Regulators argued that Intel's business practices effectively shut out AMD from participating in the European PC market and deprived PC makers and end users of being able to take advantage of lower prices that may have been available had the competitive playing field not been tilted in favor of Intel. Along with the fine, antitrust regulators also ordered Intel to stop offering illegal rebates.
Intel officials have been vocal in disputing the claims, saying that the company competed aggressively against AMD and others, but that its business practices never violated antitrust or other laws. It is an argument they've continued to make during the appeals process, which started three years after the initial EC decision and fine was announced.
The EU General Court in 2014 ruled that regulators were correct in their assessments and that the fine was legitimate.
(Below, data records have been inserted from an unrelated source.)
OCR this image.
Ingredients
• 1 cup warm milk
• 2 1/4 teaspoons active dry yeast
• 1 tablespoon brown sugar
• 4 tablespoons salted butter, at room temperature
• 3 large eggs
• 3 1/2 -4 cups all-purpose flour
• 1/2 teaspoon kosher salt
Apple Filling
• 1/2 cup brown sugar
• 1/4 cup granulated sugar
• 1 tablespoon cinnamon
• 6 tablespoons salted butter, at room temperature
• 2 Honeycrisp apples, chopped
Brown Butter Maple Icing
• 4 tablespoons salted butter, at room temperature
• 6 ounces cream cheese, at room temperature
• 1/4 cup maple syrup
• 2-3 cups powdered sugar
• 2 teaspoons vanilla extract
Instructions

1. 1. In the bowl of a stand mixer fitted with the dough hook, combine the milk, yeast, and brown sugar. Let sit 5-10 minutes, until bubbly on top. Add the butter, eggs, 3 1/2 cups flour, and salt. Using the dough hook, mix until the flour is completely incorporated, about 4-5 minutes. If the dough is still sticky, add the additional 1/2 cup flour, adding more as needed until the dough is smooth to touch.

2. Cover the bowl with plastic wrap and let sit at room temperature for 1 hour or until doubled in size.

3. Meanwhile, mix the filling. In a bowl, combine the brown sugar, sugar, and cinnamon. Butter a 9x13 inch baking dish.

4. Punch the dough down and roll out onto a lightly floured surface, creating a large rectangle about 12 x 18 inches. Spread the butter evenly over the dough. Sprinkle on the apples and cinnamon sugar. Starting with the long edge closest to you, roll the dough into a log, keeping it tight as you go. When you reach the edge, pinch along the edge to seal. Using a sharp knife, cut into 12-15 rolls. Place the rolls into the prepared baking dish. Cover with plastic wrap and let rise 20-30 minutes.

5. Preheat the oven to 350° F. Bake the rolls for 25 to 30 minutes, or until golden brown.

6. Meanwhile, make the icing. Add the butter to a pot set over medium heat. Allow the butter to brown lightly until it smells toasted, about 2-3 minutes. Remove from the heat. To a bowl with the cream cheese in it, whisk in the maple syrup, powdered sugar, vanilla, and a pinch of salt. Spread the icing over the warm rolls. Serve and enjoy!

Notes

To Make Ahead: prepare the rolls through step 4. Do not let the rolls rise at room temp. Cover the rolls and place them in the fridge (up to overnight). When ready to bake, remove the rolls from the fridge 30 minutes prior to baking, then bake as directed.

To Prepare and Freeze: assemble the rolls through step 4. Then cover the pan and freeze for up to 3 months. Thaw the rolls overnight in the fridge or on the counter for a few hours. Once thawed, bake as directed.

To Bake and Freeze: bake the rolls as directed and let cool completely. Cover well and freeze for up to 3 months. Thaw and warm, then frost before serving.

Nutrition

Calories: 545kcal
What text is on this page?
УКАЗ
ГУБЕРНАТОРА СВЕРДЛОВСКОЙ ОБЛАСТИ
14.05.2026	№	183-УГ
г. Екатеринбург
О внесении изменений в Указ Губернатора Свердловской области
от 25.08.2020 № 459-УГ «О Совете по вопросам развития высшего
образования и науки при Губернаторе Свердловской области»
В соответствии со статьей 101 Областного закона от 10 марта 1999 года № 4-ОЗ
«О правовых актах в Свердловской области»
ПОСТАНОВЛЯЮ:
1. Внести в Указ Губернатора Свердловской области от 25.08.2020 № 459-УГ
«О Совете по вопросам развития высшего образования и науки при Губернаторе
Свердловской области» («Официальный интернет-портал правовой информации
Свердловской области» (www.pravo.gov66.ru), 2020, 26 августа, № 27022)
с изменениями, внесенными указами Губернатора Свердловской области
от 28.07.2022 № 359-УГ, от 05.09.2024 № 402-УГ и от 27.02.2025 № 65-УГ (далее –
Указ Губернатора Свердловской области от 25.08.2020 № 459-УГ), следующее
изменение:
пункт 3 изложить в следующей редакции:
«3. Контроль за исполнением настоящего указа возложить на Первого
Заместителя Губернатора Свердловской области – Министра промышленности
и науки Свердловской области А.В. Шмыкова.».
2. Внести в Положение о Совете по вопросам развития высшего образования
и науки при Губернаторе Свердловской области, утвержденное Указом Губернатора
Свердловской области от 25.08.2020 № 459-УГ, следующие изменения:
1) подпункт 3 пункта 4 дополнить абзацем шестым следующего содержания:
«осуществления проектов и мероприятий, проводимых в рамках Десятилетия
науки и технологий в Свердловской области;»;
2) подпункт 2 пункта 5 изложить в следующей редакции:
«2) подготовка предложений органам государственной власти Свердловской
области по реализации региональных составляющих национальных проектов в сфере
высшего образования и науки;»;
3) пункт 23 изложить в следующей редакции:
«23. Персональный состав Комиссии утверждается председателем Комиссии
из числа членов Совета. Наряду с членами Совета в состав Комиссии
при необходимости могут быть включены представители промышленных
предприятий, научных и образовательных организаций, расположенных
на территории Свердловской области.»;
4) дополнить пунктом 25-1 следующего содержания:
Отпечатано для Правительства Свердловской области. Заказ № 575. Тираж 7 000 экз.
The court "considers that none of the arguments raised by Intel supports the conclusion that the fine imposed is disproportionate," officials with the EU's second-highest court said in a statement at the time. "On the contrary, it must be considered that that fine is appropriate in the light of the facts of the case."
Intel appealed that decision to the EU's Court of Justice in Luxembourg, During a hearing June 21 in front of the court, Intel lawyers reiterated prior arguments that the commission relied on inadequate information and erred in their analysis of the data, according to a report by Bloomberg. At the hearing, commission lawyer Nicholas Khan argued to the court that the crux of the argument is whether a company with a dominant market share like Intel "can pursue a commercial strategy, the focus of which is the marginalization or even the elimination of its only competitor," according to Bloomberg.
No timeline for a ruling has been released.
The EC investigation was one of several conducted by government agencies worldwide against Intel for what they said were anti-competitive business practices to unfairly depress the use of AMD chips in PCs, which harmed consumers by limiting choice and competition.
Intel several years ago settled the bulk of the investigations and lawsuits related to the unfair practices allegations. Intel and AMD in 2009—after the European Commission issued its fine—settled their legal disputes in a 10-year deal that included Intel paying AMD $1.25 billion and agreeing not to use a range of anti-competitive business practices. Intel executives reiterated that the company had done nothing wrong.